Geography graduates can work in the fields of town planning, surveying, travel and tourism and the property industry as well as within the civil service, international organisations and education and care sectors.
In addition to logistics and distribution and international aid and development, local government agencies such as Defra, and services such as sustainability, regeneration and economic development and transport and environmental services, are also strong possibilities. Geography is also an excellent subject area with which to pursue a career in teaching either in primary or secondary environments.
Fees and finance
- Full-time tuition fee: £9,250 p.a.
- Part-time tuition fee: £1,454 per 20 credits (Please contact the Infozone for further information)
- International tuition fee: £11,790 p.a.
- Detailed information about Tuition Fees.
- Find out more about Financial Support eligibility.
- Also see Loans and Grants.
- At University of Suffolk, your tuition fees provide access to all the usual teaching and learning facilities that you would expect. However, there may be additional costs associated with your course that you will need to budget for.
Next available intake is September 2020.
If you have previously studied at higher education level before you may be able to transfer credits to a related course at the University of Suffolk and reduce the period of study time necessary to achieve your degree.
Facilities and Resources
Fieldwork is a fundamental part of any degree in Human Geography. The majority of fieldwork undertaken within taught modules will take place locally within Ipswich at no cost to students. Minimal costs which might be incurred for fieldwork surrounding the Ipswich area might include ensuring you have a packed lunch or a small local bus or train fare (usually not exceeding £5 or £10).

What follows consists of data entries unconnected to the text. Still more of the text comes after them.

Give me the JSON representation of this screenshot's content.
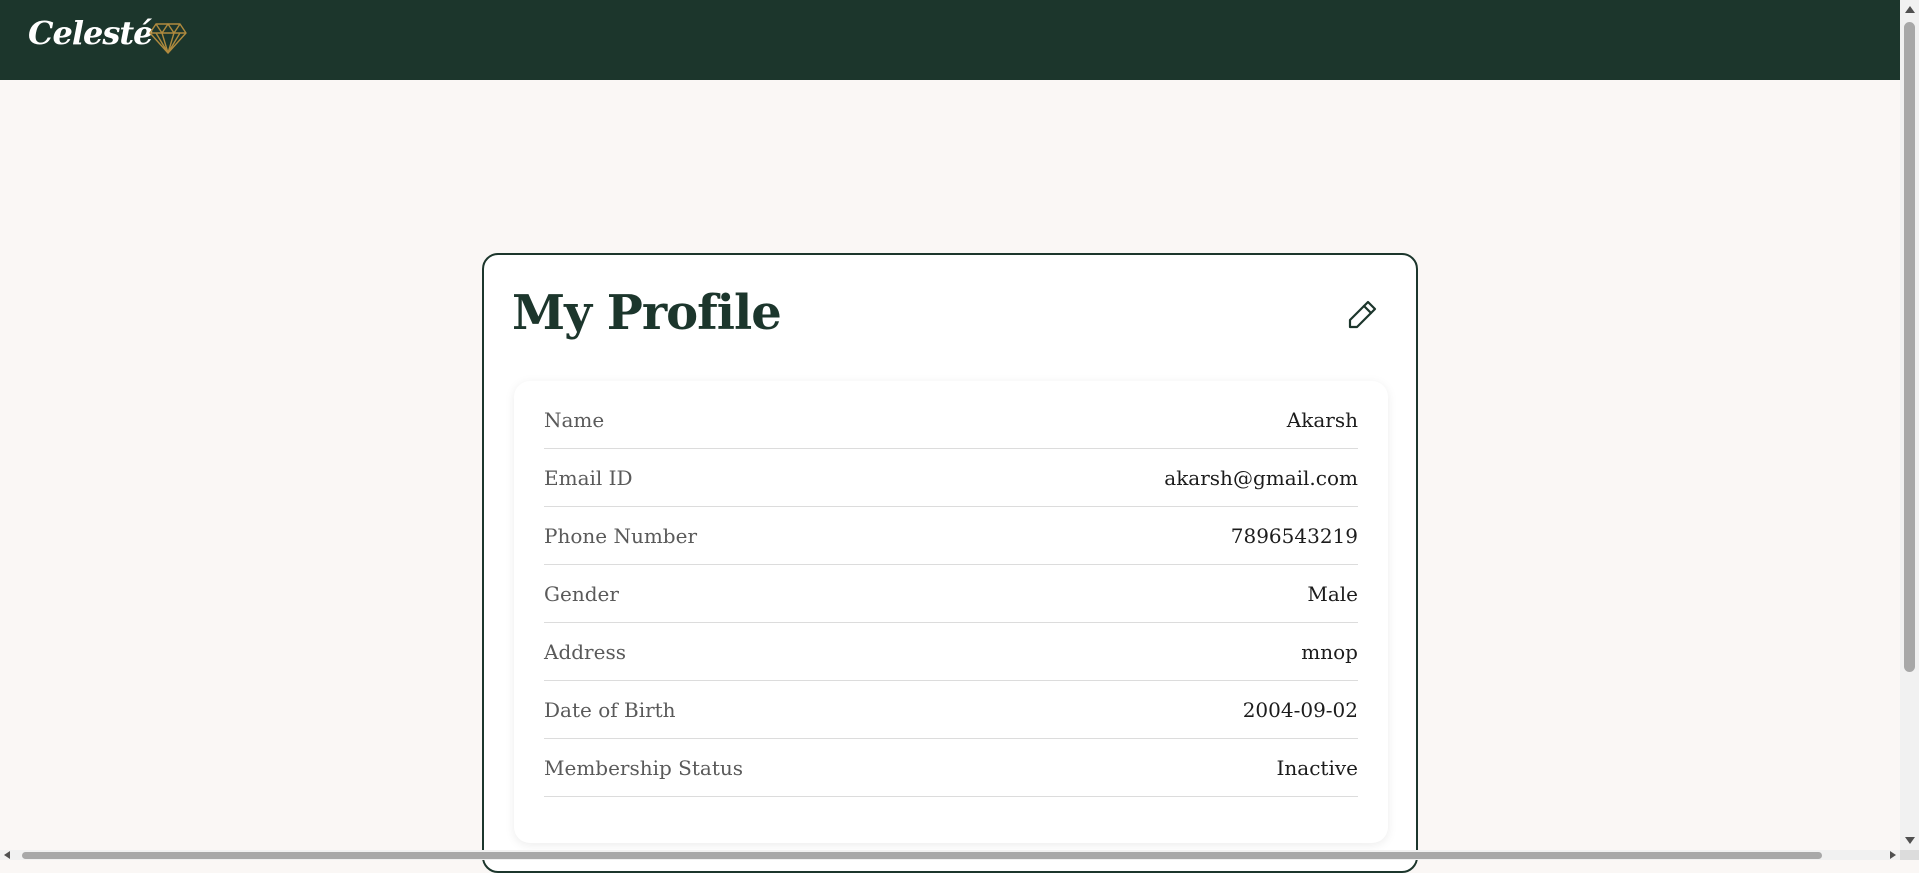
{
  "header": {
    "brand": "Celesté",
    "logo_icon": "diamond-icon",
    "background": "#1c362c",
    "accent": "#b08a3e"
  },
  "profile": {
    "title": "My Profile",
    "edit_icon": "pencil-icon",
    "fields": [
      {
        "label": "Name",
        "value": "Akarsh"
      },
      {
        "label": "Email ID",
        "value": "akarsh@gmail.com"
      },
      {
        "label": "Phone Number",
        "value": "7896543219"
      },
      {
        "label": "Gender",
        "value": "Male"
      },
      {
        "label": "Address",
        "value": "mnop"
      },
      {
        "label": "Date of Birth",
        "value": "2004-09-02"
      },
      {
        "label": "Membership Status",
        "value": "Inactive"
      }
    ]
  }
}
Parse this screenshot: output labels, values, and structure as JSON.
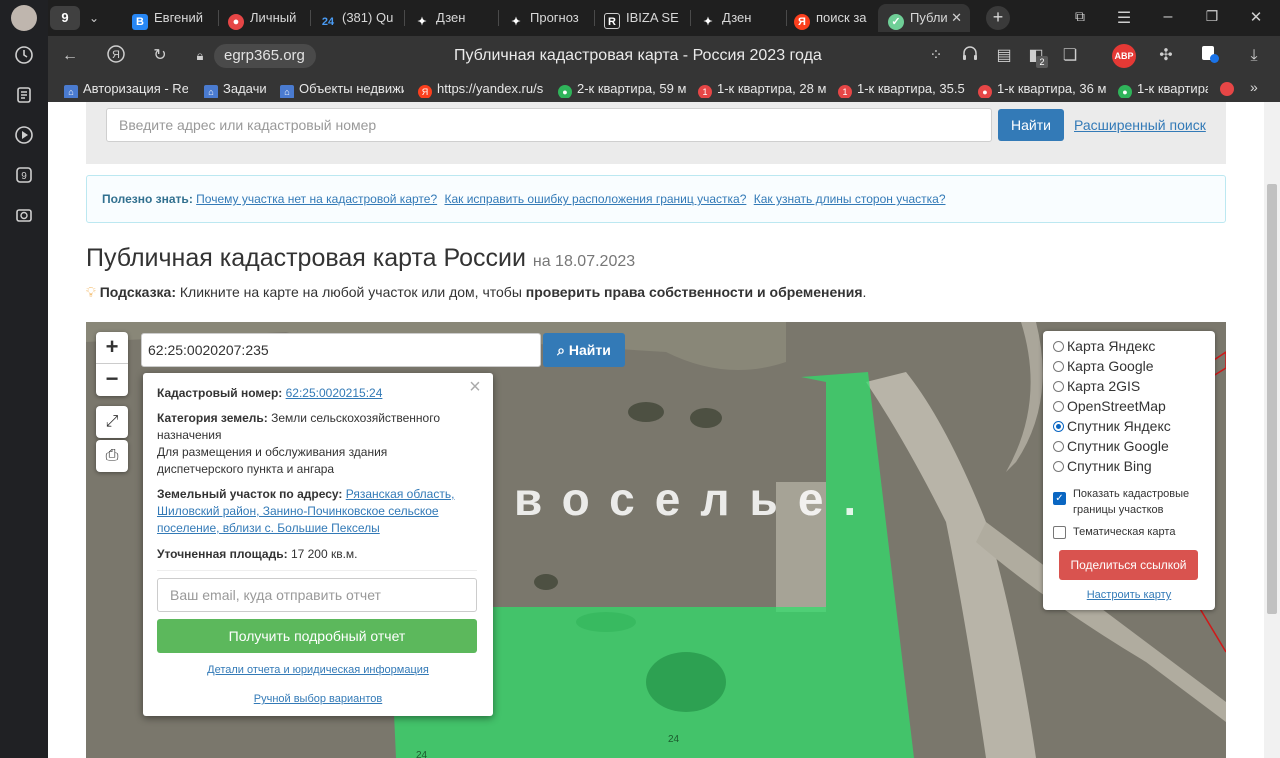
{
  "tabs": {
    "count": "9",
    "items": [
      {
        "label": "Евгений",
        "icon": "vk-icon",
        "color": "#2787f5"
      },
      {
        "label": "Личный",
        "icon": "record-icon",
        "color": "#e64646"
      },
      {
        "label": "(381) Qu",
        "icon": "24-icon",
        "color": "#1a73e8"
      },
      {
        "label": "Дзен",
        "icon": "dzen-icon",
        "color": "#000000"
      },
      {
        "label": "Прогноз",
        "icon": "dzen-icon",
        "color": "#000000"
      },
      {
        "label": "IBIZA SE",
        "icon": "r-icon",
        "color": "#3a3a6a"
      },
      {
        "label": "Дзен",
        "icon": "dzen-icon",
        "color": "#000000"
      },
      {
        "label": "поиск за",
        "icon": "yandex-icon",
        "color": "#fc3f1d"
      },
      {
        "label": "Публи",
        "icon": "check-circle-icon",
        "color": "#6fcf97"
      }
    ]
  },
  "toolbar": {
    "url": "egrp365.org",
    "page_title": "Публичная кадастровая карта - Россия 2023 года",
    "abp_label": "ABP",
    "extensions_badge": "2"
  },
  "bookmarks": [
    {
      "label": "Авторизация - Re",
      "color": "#4a7bd0"
    },
    {
      "label": "Задачи",
      "color": "#4a7bd0"
    },
    {
      "label": "Объекты недвижи",
      "color": "#4a7bd0"
    },
    {
      "label": "https://yandex.ru/s",
      "color": "#fc3f1d"
    },
    {
      "label": "2-к квартира, 59 м",
      "color": "#2fb45a"
    },
    {
      "label": "1-к квартира, 28 м",
      "color": "#e64646"
    },
    {
      "label": "1-к квартира, 35.5",
      "color": "#e64646"
    },
    {
      "label": "1-к квартира, 36 м",
      "color": "#e64646"
    },
    {
      "label": "1-к квартира",
      "color": "#2fb45a"
    }
  ],
  "search": {
    "placeholder": "Введите адрес или кадастровый номер",
    "button": "Найти",
    "advanced_link": "Расширенный поиск"
  },
  "info": {
    "prefix": "Полезно знать:",
    "links": [
      "Почему участка нет на кадастровой карте?",
      "Как исправить ошибку расположения границ участка?",
      "Как узнать длины сторон участка?"
    ]
  },
  "heading": {
    "title": "Публичная кадастровая карта России",
    "date": "на 18.07.2023"
  },
  "hint": {
    "label": "Подсказка:",
    "text": "Кликните на карте на любой участок или дом, чтобы",
    "bold": "проверить права собственности и обременения",
    "end": "."
  },
  "map": {
    "cad_input": "62:25:0020207:235",
    "find_button": "Найти",
    "overlay_text": "восельe.",
    "parcel_numbers": [
      "24",
      "24"
    ]
  },
  "popup": {
    "cad_label": "Кадастровый номер:",
    "cad_value": "62:25:0020215:24",
    "cat_label": "Категория земель:",
    "cat_value": "Земли сельскохозяйственного назначения",
    "usage": "Для размещения и обслуживания здания диспетчерского пункта и ангара",
    "addr_label": "Земельный участок по адресу:",
    "addr_value": "Рязанская область, Шиловский район, Занино-Починковское сельское поселение, вблизи с. Большие Пекселы",
    "area_label": "Уточненная площадь:",
    "area_value": "17 200 кв.м.",
    "email_placeholder": "Ваш email, куда отправить отчет",
    "report_button": "Получить подробный отчет",
    "details_link": "Детали отчета и юридическая информация",
    "manual_link": "Ручной выбор вариантов"
  },
  "layers": {
    "options": [
      {
        "label": "Карта Яндекс",
        "selected": false
      },
      {
        "label": "Карта Google",
        "selected": false
      },
      {
        "label": "Карта 2GIS",
        "selected": false
      },
      {
        "label": "OpenStreetMap",
        "selected": false
      },
      {
        "label": "Спутник Яндекс",
        "selected": true
      },
      {
        "label": "Спутник Google",
        "selected": false
      },
      {
        "label": "Спутник Bing",
        "selected": false
      }
    ],
    "show_borders": "Показать кадастровые границы участков",
    "thematic": "Тематическая карта",
    "share_button": "Поделиться ссылкой",
    "settings_link": "Настроить карту"
  }
}
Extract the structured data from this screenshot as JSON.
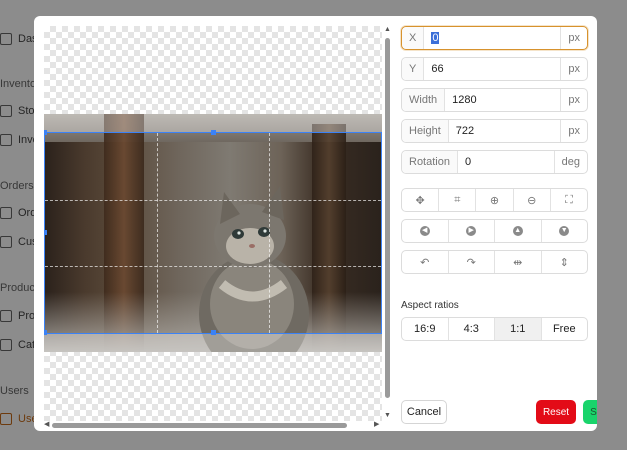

Where appropriate students will undertake fieldtrips elsewhere including a trip to a city as part of the rural and urban geographies level 4 module. There are costs associated with a trip to a city (such as parts of East London) and students will be expected to pay for their own train travel, not expected to exceed £50).
There is an optional international trip in the second year of the Human Geography degree. The costs of this are heavily subsidised by the Department of Law and Social Sciences but students will be expected to contribute towards the cost of this fieldtrip. This will usually be around £200. The trip is optional and students who do not wish to attend are provided with local opportunities for learning.